At the time of administration: (1) Mydrin-P should be applied into the conjunctival sac after eyelid retraction, while the patient is in a supine position. After application, the treated eye should be closed for 1-5 minutes while the lacrimal sac is compressed appropriately.
(2) Instruct the patient to be careful not to touch the tip of the bottle directly to the eye in order to avoid the contamination of the drug.

Store between 1-30°C in a tight container.

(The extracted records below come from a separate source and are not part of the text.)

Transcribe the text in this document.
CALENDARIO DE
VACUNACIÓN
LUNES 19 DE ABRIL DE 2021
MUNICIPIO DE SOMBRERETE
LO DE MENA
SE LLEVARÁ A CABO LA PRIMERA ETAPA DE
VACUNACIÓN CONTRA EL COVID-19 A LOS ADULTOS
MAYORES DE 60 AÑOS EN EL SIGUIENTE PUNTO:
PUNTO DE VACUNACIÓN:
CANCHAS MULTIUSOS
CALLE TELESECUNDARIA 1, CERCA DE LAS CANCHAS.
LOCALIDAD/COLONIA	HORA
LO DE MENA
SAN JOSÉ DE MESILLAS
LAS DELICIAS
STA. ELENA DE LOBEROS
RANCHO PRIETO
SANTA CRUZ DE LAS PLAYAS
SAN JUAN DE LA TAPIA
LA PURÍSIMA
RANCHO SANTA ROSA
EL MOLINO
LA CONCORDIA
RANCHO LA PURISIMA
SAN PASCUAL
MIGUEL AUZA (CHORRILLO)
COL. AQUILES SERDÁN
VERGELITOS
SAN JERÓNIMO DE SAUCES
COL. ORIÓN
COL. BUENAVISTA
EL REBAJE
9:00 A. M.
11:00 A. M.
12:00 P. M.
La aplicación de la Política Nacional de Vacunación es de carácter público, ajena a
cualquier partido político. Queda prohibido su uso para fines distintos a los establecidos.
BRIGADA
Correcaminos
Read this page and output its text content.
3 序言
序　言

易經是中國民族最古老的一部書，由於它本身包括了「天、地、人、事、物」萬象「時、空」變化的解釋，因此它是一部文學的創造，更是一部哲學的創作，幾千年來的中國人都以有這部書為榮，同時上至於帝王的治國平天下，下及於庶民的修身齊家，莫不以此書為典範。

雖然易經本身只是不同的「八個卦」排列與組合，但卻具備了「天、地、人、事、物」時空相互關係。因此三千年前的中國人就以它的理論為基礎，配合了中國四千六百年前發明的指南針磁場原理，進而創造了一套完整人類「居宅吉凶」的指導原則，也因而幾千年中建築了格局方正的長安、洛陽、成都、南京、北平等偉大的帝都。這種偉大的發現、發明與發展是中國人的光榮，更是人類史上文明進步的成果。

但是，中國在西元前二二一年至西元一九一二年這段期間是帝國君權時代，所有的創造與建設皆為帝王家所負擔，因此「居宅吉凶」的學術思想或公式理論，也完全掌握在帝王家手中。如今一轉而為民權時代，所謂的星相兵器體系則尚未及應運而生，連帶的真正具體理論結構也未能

After the completion of funduscopy, etc. in a patient in whom this product is administered topically, the following instructions should be given to the patient.
1. Since your pupils are dilated, your vision will be blurred and light may seem brighter than usual for 4-5 hours. These symptoms will disappear on their own.
2. Avoid potentially hazardous activities requiring clear vision, such as driving a car, for half a day after this ophthalmological examination.
3. Tell the doctor in charge of the examination or consult with a local ophthalmologist immediately if you suffer from: (a) Headache or eye pain after the examination.
(b) The following conditions if they still persist the day after the examination: Larger pupils than usual (or different size of each pupil); Blurred vision; Light seems brighter than usual; Headache or eye pain (except known etiology, e.g., due to a common cold).
Note: After the examination, normal vision is regained more readily if a pilocarpine ophthalmic solution is applied topically.

Mydriatic Drugs

S01FA56 - tropicamide, combinations ; Belongs to the class of anticholinergics used as mydriatics and cycloplegics.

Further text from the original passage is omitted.